Действительно, ее опасения были вполне понятны. Анна Николаевна до этой случайной встречи с Баскаковым, правда, не показывала открытой симпатии к графу Головкину, ухаживавшему уже давно за нею, но принимала эти ухаживания. При дворе и в свете стали открыто называть Головкина ее женихом. Трубецкая, слыша эти толки, пожимала плечами, но не опровергала их, чем вводила светских кумушек в еще большее заблуждение, а Александр Иванович был от души рад этим толкам, так как княгиня Трубецкая нравилась ему и как красивая женщина, и как любимая фрейлина покойной государыни, имевшая громадные связи, и, наконец, как обладательница очень крупного капитала. Официального предложения он ей не делал, но, успокоенный городскими толками, собирался его сделать в первую удобную минуту, и только смерть государыни помешала его намерениям. Он ничего не знал об истории с Баскаковым. Трубецкая почему-то умолчала об этом, но он вдруг заметил резкую перемену, происшедшую в молодой женщине по отношению к нему. Она была всегда с ним любезна, всегда очень радушно его принимала, позволяла иногда ему засиживаться против обычая этикета, благосклонно выслушивая его любезности, но, когда он приехал к ней дня через три после того, как Баскакова сшибли ее лошади, Анна Николаевна была совсем не та, что прежде. Встретила она его, правда, по-прежнему радушно, но ее глаза смотрели как-то холодно и жестко. Говорила она с ним любезно, но, когда он вздумал, как прежде, поцеловать ей руку, она вспыхнула и резко вырвала свою руку у него. Через два дня после этого она была совсем заметно холодна с ним, а еще через несколько дней, просидев с ним не более десяти минут, она отговорилась головной болью и заставила его сократить свой визит, на что он совершенно не рассчитывал. Все это поражало Александра Ивановича, все это донельзя удивляло его.
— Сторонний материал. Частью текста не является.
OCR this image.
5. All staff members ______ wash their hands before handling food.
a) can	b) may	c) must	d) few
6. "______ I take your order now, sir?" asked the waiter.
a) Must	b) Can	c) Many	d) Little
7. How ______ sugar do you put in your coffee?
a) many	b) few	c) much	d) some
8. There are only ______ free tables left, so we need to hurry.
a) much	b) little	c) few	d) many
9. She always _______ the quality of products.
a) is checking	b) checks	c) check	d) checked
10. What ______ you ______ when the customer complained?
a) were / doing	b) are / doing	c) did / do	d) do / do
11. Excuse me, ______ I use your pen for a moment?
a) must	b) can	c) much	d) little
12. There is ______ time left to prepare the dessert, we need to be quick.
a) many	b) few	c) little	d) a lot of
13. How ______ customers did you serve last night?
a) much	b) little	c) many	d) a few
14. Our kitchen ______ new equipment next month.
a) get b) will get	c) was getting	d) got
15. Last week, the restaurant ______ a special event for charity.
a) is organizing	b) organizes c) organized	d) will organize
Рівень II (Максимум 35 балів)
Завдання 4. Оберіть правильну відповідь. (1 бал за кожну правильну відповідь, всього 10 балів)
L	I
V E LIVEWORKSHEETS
Мало-помалу в нем проснулись подозрения, вслед за подозрениями в сердце колыхнулась ревность, и он стал пытливо отыскивать в своей памяти всех тех, кто мог перейти ему дорогу.
Софья Дмитриевна недаром тревожилась. Граф Головкин слыл за человека мстительного и жестокого, и молодая женщина прекрасно понимала, что, если Александр Иванович проникнет в тайну сердца княгини Трубецкой, если он узнает о странном пациенте, вот уже три недели находящемся в доме той женщины, которую он хотел назвать своей женой, – и Анне Николаевне, и ее протеже грозят тогда большие неприятности. Но Трубецкая, отуманенная чадом любви, вспыхнувшей в ее сердце, не придавала мести графа Головкина ни малейшего значения.
– Ты напрасно пугаешься, душечка, – сказала она Соне в ответ на ее предостережения, – мне бояться нечего: Александр Иванович не имеет никаких прав на мое сердце, а стало быть, и на меня.
– Да, но ведь его все называли твоим женихом.